Chris Mannix on D&C: Celtics don’t know what they have for playoffs
|03.28.11 at 9:51 am ET|
Sports Illustrated NBA writer Chris Mannix appeared on the Dennis & Callahan show Monday morning to talk about the Celtics and their recent struggles. To hear the interview, visit the Dennis & Callahan audio on demand page.
Mannix said he thinks there is something to the theory that the Celtics are disinterested in getting the one-seed and seem to think they’ll be able to just turn it on in the playoffs like they did last year.
“I think there’s a lot of truth to that,” Mannix said. “I think we saw at the end of last year that the Celtics had the same kind of laissez-faire attitude about the end of the regular season. The difference last year, though, was the core of that team was still in tact and they kind of knew what they could do if they turned the jets on and played well in the postseason. This year, they’re banking on something that no one, including themselves, is sure is even there. You’re talking about bringing back [Shaquille O’Neal] and Jermaine [O’Neal].
“Imagine before the season if we thought getting into late March, early April, ‘If only Shaq and Jermaine can come back, we’ll be OK for the postseason.’ To me, that’s a horrible attitude to have, if that’s what this team is thinking, that one of those guys can come back and be a difference-maker. Once Shaq comes back, he’ll only play for about two months, and who knows what kind of physical shape he’s in at this stage. And Jermaine has given you nothing all season long, so there’s no reason to believe he’s going to add anything to the equation.”
Mannix said not getting the top seed could be a death knell for the Celtics. “I honestly think that not getting the No. 1 seed for Boston this year could be disastrous and could be the reason that they don’t come out of the Eastern Conference for two reasons,” he said.
“Number one, the difference between playing the 8 seed and the 7 seed this year is like playing the 16 seed in the NCAA tournament vs. a 2 or 3 seed.
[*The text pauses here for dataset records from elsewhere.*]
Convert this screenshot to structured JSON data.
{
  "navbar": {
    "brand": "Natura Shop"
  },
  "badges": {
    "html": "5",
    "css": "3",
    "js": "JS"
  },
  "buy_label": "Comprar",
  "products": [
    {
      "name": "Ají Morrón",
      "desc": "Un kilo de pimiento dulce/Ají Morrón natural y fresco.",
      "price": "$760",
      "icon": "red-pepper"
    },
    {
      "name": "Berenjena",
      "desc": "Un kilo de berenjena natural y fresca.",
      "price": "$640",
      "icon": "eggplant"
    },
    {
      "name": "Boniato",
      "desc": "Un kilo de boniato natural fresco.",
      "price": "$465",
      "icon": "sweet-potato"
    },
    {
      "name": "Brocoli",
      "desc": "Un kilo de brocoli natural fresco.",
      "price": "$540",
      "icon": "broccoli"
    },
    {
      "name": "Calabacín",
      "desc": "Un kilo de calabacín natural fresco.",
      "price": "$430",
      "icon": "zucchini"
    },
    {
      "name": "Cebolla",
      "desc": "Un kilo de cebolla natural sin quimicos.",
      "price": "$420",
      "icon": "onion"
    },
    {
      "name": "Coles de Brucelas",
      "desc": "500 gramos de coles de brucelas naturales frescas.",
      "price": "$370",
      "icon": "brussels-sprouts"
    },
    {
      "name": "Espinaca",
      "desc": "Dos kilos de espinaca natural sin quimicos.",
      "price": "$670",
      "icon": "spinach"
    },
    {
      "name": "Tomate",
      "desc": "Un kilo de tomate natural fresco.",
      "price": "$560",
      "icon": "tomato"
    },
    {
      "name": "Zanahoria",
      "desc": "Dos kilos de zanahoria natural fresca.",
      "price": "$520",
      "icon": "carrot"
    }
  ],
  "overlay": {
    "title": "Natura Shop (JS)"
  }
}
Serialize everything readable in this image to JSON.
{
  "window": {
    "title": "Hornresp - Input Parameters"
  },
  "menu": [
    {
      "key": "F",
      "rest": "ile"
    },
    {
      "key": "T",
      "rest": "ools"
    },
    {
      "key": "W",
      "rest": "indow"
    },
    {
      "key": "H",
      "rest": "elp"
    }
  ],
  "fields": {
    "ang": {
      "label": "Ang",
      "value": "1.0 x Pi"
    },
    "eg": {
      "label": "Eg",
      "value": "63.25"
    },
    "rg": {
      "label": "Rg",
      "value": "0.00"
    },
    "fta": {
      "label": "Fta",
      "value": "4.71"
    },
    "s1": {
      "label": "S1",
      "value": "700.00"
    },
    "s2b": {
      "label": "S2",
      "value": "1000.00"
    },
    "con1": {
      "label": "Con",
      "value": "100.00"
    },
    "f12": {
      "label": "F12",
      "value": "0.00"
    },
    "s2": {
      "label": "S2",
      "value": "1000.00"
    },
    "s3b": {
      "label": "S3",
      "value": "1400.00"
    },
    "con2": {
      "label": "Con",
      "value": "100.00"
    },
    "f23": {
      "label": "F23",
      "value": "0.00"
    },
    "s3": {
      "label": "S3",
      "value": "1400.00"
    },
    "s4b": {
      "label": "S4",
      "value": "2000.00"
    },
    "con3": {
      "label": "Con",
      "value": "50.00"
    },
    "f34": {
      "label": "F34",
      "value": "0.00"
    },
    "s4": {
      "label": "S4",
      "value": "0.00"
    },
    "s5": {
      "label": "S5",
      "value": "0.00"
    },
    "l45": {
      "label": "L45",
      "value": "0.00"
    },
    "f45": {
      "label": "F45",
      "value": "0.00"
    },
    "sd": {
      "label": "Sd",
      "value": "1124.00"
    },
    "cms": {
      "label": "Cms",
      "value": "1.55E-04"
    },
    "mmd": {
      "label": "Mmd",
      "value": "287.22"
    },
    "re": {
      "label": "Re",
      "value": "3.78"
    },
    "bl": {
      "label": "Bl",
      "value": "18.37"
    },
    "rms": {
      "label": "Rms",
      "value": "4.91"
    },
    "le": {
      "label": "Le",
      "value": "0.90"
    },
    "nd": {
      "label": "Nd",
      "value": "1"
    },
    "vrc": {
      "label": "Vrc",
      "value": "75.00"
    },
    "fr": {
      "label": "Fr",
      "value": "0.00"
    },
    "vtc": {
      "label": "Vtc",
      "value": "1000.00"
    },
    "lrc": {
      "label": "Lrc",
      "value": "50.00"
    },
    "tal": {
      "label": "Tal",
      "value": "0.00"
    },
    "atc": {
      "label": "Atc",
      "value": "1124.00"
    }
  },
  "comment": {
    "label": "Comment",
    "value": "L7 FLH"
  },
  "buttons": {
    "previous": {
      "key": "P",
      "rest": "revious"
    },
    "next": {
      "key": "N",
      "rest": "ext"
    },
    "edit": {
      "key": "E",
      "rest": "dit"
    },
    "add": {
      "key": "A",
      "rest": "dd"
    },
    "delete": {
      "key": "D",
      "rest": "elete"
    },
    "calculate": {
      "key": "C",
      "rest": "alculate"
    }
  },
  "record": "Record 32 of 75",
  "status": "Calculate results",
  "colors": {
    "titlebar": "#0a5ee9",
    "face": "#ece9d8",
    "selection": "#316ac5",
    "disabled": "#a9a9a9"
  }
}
Whoever winds up in that 8 spot, be it Indiana, Milwaukee, Charlotte, I think they’re going to be a relative pushover in the first round. Maybe they take a team to five games. Most likely they get swept in four.
“That 7 seed, whether it’s New York or Philadelphia, those aren’t going to be easy games,” Mannix continued. “They’re going to be kind of knock-down, drag-out games. They might push you to six, maybe even seven games. I think that’s something Boston really has to start to consider going into the postseason.”
The hosts added that not only have the Celtics fallen behind the Bulls, but they’re also on the verge of getting passed by the Heat and dropping to third. “Yeah, and that’s going to kill them, too,” Mannix said. “You get into those second-round series that are inevitably going to go six games, probably seven games. You lose that homecourt advantage and that hurts, even against a team like Miami, whom, by the way, Boston hasn’t beaten yet with this new group. Same thing with Chicago.”
Speaking of that new group, Mannix said the Kendrick Perkins trade has everything to do with this slump. “I 100 percent attribute it to the trade,” Mannix said. “I said as soon as this deal went down that it was the worst trade they could’ve possibly made. And I say that knowing exactly why it was made. … This was a one-sided trade, I thought. That’s taking nothing away from the obvious skill of Jeff Green. But Jeff Green, as much as you needed a backup swingman for this roster, you needed a powerful big up front more.
“You need a guy that brings the intensity every single night,” Mannix continued. “You just mentioned that lackadaisical attitude. I think some of that would’ve been eliminated with Perkins in the lineup because he never takes plays off. The guy is aggressive all the time. With him in the lineup bringing that intensity, I think a lot of it would’ve rubbed off on some of his teammates. So I think they lost a physical presence and I think they lost a mental intense presence.”